In This Article:
This article is written for those who want to get better at using price to earnings ratios (P/E ratios). To keep it practical, we'll show how Flügger group A/S's (CPH:FLUG B) P/E ratio could help you assess the value on offer. Flügger group has a price to earnings ratio of 27.15, based on the last twelve months. That corresponds to an earnings yield of approximately 3.7%.
View our latest analysis for Flügger group
How Do You Calculate A P/E Ratio?
The formula for price to earnings is:
Price to Earnings Ratio = Price per Share ÷ Earnings per Share (EPS)
Or for Flügger group:
P/E of 27.15 = DKK288 ÷ DKK10.61 (Based on the trailing twelve months to July 2019.)
Is A High Price-to-Earnings Ratio Good?
A higher P/E ratio implies that investors pay a higher price for the earning power of the business. All else being equal, it's better to pay a low price -- but as Warren Buffett said, 'It's far better to buy a wonderful company at a fair price than a fair company at a wonderful price.'
Does Flügger group Have A Relatively High Or Low P/E For Its Industry?
We can get an indication of market expectations by looking at the P/E ratio. You can see in the image below that the average P/E (17.5) for companies in the chemicals industry is lower than Flügger group's P/E.
That means that the market expects Flügger group will outperform other companies in its industry. Clearly the market expects growth, but it isn't guaranteed. So investors should always consider the P/E ratio alongside other factors, such as whether company directors have been buying shares.

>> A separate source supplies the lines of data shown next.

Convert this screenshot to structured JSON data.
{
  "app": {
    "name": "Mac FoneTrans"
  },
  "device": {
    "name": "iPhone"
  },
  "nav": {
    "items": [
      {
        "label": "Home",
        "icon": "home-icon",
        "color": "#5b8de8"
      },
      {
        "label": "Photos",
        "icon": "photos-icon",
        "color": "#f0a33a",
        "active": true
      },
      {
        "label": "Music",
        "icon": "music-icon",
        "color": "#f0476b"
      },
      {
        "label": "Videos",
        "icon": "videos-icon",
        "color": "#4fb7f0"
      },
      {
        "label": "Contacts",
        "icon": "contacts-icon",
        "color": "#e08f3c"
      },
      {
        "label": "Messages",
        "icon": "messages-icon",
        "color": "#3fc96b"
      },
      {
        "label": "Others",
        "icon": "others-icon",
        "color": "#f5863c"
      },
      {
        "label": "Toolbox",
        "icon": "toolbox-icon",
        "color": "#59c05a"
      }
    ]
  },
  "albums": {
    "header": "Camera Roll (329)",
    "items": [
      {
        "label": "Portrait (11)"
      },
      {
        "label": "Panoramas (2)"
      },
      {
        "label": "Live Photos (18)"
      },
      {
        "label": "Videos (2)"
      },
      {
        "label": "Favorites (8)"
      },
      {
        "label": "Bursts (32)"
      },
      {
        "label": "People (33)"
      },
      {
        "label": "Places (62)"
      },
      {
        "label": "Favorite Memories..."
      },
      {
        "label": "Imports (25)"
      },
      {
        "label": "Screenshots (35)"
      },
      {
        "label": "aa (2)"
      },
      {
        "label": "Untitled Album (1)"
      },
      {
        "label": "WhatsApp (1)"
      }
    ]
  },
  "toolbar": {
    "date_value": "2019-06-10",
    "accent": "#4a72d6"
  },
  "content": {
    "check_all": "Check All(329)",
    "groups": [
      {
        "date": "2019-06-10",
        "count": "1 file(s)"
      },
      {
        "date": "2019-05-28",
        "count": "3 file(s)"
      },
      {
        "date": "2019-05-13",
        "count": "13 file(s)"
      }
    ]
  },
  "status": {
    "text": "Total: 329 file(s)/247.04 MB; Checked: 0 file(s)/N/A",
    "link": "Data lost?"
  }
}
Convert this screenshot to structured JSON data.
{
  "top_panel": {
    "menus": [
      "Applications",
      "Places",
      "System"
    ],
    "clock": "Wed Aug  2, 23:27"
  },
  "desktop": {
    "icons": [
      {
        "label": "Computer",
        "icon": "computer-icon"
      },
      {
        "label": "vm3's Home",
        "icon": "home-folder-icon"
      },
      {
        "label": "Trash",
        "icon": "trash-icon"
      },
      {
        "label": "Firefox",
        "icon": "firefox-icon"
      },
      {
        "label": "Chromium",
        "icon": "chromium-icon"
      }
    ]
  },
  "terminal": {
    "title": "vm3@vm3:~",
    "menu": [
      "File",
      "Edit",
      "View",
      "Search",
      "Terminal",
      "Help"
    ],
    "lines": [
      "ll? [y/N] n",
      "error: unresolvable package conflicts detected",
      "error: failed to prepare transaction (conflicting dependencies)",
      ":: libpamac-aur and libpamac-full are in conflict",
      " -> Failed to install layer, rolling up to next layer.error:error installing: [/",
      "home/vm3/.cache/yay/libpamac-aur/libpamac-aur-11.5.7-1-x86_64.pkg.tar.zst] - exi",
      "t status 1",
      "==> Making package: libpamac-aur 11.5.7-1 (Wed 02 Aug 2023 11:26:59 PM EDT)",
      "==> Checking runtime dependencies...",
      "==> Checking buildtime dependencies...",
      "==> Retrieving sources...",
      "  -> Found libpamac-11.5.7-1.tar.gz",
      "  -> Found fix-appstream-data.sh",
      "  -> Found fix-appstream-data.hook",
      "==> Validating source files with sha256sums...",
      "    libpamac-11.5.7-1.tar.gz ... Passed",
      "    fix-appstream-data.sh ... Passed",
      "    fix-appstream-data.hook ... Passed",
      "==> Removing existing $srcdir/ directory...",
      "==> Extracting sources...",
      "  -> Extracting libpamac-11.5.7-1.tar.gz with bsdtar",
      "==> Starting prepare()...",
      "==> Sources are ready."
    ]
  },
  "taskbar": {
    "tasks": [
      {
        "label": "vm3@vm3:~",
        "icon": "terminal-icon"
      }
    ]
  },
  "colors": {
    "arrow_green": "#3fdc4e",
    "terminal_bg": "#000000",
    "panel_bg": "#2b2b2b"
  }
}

How Growth Rates Impact P/E Ratios
Generally speaking the rate of earnings growth has a profound impact on a company's P/E multiple. When earnings grow, the 'E' increases, over time. And in that case, the P/E ratio itself will drop rather quickly. And as that P/E ratio drops, the company will look cheap, unless its share price increases.
Flügger group increased earnings per share by a whopping 41% last year. And earnings per share have improved by 47% annually, over the last three years. I'd therefore be a little surprised if its P/E ratio was not relatively high. But earnings per share are down 16% per year over the last five years.
Remember: P/E Ratios Don't Consider The Balance Sheet
The 'Price' in P/E reflects the market capitalization of the company. In other words, it does not consider any debt or cash that the company may have on the balance sheet. Theoretically, a business can improve its earnings (and produce a lower P/E in the future) by investing in growth. That means taking on debt (or spending its cash).